Relógios de luxo, joias e dinheiro em várias moedas são encontrados pela PF em escritório de Daniel Vorcaro

Material apreendido durante operação pode ajudar investigadores a esclarecer movimentações financeiras relacionadas ao caso Master

A Polícia Federal (PF) encontrou relógios de luxo, joias, dinheiro em diferentes moedas, documentos e computadores durante uma operação no escritório de Daniel Bueno Vorcaro, ex-controlador do Banco Master. Os materiais foram registrados em um relatório da investigação sobre o caso e, segundo a CNN, também foram localizadas anotações que podem ajudar a esclarecer negócios ligados ao grupo.

Foto: Reprodução/PF

O escritório fica no 13º andar de um edifício. De acordo com a PF, a entrada dos agentes foi inicialmente dificultada por seguranças, que alegaram não haver autorização facial para liberar o acesso. Os policiais informaram que usariam a força caso fossem novamente impedidos de entrar. Na sequência, conseguiram acessar o local acompanhados por funcionários do prédio, que atuaram como testemunhas.
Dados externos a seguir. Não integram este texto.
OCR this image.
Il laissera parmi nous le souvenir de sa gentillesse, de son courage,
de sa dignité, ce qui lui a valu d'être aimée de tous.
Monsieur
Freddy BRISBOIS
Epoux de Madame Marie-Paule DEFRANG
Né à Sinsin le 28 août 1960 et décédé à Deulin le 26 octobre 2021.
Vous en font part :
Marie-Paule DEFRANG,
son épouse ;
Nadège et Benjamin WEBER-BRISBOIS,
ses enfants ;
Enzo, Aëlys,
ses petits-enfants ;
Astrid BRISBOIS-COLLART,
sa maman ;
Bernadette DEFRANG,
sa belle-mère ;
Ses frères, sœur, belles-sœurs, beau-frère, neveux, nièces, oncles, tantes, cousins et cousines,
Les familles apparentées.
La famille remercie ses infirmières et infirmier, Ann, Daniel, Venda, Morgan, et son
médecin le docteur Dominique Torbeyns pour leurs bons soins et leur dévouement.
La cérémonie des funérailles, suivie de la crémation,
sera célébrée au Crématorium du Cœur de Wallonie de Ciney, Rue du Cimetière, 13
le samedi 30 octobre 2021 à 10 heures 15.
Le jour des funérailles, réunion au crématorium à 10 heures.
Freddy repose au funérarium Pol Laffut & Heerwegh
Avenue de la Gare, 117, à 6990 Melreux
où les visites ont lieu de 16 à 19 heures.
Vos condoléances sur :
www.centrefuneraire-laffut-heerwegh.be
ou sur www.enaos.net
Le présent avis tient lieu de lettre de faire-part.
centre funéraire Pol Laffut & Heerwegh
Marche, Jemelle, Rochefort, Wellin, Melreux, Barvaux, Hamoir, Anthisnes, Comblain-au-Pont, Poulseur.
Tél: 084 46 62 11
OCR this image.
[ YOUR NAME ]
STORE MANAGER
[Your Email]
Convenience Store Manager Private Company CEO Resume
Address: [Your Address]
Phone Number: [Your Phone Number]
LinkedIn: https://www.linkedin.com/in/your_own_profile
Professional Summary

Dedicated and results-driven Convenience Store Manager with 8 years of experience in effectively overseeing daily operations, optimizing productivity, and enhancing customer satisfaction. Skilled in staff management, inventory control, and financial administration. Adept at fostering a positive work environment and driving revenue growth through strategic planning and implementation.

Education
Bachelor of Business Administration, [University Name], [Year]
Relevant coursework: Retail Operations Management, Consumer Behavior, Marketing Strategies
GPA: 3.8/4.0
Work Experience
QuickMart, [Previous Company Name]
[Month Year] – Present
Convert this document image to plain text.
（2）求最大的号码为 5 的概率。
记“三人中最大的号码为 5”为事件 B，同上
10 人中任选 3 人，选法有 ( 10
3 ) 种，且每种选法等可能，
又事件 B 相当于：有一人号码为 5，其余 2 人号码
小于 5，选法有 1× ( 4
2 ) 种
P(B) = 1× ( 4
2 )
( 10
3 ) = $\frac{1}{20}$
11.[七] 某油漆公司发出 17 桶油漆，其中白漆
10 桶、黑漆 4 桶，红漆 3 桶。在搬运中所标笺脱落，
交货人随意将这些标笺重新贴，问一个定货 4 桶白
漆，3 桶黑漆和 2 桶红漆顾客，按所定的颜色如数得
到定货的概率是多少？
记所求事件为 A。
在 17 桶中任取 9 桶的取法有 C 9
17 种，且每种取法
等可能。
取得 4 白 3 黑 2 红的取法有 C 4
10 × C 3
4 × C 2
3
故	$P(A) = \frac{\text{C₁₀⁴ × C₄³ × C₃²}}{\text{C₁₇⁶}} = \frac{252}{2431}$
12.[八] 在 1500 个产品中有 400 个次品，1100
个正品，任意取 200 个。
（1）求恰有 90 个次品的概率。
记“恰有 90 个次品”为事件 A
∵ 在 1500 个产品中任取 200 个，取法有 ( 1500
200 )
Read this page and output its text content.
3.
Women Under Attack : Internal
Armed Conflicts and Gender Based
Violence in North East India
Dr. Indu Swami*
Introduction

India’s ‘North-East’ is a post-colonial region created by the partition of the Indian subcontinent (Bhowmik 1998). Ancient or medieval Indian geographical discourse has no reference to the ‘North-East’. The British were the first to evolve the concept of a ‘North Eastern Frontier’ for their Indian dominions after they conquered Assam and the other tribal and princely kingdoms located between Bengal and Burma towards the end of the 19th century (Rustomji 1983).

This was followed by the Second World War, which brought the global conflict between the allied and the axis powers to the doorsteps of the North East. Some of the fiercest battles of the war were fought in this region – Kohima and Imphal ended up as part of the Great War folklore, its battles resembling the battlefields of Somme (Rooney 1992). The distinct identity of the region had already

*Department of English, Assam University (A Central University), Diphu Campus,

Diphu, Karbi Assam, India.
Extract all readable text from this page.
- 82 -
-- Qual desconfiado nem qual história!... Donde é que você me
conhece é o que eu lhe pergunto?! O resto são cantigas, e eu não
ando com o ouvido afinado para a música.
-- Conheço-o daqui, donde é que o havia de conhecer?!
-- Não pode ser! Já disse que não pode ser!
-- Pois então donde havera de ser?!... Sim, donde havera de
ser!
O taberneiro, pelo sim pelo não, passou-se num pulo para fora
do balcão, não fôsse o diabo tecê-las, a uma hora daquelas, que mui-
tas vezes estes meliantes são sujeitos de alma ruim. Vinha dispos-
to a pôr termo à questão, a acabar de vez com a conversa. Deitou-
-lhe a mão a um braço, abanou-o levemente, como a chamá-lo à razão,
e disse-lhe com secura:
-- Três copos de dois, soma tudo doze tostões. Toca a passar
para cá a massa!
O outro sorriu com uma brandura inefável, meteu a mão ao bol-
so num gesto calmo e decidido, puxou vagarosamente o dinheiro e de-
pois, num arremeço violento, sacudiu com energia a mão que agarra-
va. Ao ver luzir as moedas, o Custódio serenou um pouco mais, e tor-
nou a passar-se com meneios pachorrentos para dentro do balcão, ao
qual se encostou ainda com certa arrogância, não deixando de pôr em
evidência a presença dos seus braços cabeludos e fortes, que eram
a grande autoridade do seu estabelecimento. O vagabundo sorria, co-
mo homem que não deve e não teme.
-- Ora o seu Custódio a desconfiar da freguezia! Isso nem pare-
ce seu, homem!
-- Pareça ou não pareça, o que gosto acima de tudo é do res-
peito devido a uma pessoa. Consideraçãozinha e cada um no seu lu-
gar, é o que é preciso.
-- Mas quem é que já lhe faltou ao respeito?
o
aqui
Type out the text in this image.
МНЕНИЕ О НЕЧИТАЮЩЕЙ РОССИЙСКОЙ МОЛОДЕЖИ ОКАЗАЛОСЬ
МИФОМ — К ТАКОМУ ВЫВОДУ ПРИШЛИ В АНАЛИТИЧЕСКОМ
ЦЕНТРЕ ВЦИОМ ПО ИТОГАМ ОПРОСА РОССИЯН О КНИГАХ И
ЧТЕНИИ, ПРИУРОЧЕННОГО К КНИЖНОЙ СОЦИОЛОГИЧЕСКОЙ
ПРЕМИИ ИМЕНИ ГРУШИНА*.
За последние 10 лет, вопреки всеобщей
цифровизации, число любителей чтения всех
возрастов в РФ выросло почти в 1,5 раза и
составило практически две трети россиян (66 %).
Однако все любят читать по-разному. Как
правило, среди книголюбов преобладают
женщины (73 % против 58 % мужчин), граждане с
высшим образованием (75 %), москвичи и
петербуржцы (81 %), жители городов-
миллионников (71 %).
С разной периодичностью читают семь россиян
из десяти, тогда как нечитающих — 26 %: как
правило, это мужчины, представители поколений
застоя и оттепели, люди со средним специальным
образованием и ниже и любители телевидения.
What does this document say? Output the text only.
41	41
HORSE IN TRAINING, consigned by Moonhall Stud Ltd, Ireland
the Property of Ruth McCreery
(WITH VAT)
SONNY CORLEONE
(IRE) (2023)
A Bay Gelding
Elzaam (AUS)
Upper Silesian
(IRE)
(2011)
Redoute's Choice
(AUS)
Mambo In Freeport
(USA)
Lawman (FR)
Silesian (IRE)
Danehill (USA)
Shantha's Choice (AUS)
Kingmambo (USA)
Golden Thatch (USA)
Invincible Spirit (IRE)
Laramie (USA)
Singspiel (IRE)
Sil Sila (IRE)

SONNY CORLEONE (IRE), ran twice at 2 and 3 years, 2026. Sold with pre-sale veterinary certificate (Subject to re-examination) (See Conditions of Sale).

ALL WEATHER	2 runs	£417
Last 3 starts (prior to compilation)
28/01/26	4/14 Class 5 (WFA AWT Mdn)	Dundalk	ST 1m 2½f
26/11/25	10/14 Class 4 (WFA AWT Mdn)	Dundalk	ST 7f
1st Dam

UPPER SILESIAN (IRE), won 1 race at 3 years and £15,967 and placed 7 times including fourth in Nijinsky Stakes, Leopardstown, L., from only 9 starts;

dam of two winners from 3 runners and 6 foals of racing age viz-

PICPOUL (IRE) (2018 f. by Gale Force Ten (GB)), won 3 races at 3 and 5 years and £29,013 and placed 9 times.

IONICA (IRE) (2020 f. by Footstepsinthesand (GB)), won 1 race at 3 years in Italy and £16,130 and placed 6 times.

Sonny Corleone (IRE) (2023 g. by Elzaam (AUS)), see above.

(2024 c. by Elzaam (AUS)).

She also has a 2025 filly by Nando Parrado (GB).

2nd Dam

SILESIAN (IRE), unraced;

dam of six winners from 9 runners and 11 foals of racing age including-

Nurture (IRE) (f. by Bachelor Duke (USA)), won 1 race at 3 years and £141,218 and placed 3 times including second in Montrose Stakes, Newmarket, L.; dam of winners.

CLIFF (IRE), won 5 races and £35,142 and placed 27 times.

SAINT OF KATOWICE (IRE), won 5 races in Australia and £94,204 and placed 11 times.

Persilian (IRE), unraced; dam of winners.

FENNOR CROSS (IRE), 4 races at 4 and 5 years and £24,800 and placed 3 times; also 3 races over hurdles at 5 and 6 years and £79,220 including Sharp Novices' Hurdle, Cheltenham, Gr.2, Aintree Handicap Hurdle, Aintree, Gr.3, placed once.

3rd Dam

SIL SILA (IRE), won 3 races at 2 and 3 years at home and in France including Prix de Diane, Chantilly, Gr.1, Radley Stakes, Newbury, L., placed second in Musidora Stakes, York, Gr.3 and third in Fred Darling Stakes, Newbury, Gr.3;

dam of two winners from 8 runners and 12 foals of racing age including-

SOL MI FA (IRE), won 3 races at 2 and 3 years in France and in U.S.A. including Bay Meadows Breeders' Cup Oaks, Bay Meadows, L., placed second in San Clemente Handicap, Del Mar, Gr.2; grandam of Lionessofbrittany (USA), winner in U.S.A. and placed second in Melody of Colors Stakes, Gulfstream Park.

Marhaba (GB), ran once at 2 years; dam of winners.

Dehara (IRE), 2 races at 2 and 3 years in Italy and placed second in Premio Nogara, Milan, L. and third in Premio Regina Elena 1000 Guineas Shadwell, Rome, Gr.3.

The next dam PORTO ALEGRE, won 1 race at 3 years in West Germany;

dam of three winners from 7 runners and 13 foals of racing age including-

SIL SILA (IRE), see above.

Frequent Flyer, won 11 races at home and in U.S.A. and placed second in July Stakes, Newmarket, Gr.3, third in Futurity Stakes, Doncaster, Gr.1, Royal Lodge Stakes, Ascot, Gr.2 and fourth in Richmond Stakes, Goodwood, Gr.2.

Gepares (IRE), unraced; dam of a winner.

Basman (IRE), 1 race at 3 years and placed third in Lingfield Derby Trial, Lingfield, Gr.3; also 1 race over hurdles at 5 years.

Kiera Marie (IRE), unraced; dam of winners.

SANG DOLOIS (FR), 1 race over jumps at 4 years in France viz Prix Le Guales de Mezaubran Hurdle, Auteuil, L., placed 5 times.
Relógio Cartier, joias e dinheiro em espécie

Em uma gaveta da mesa de Vorcaro, os agentes encontraram um relógio da marca Cartier. Também foram apreendidas caixas e estojos contendo pulseiras, anéis e correntes, além de certificados de autenticidade das joias.

No 7º andar do edifício, apontado pela PF como uma área de tesouraria, foram localizados dois cofres. Em um deles havia documentos relacionados a movimentações financeiras. O outro guardava dinheiro em espécie, incluindo reais, dólares e euros.

Foto: Reprodução

Anotações citam empresas nas Ilhas Cayman

Outro item chamou a atenção dos investigadores: uma lousa contendo um organograma feito à mão. O desenho apresentava o nome “Titan Cayman”, apontado pela PF como uma possível estrutura empresarial nas Ilhas Cayman, com ligação à “Master Holding”.

Os agentes também recolheram contratos relacionados a negociações de bens e imóveis, além de computadores protegidos por senha.

PF identifica conversas com servidor do Banco Central

A investigação também identificou mensagens trocadas entre Vorcaro e Belline Santana, ex-chefe de supervisão do Banco Central (BC).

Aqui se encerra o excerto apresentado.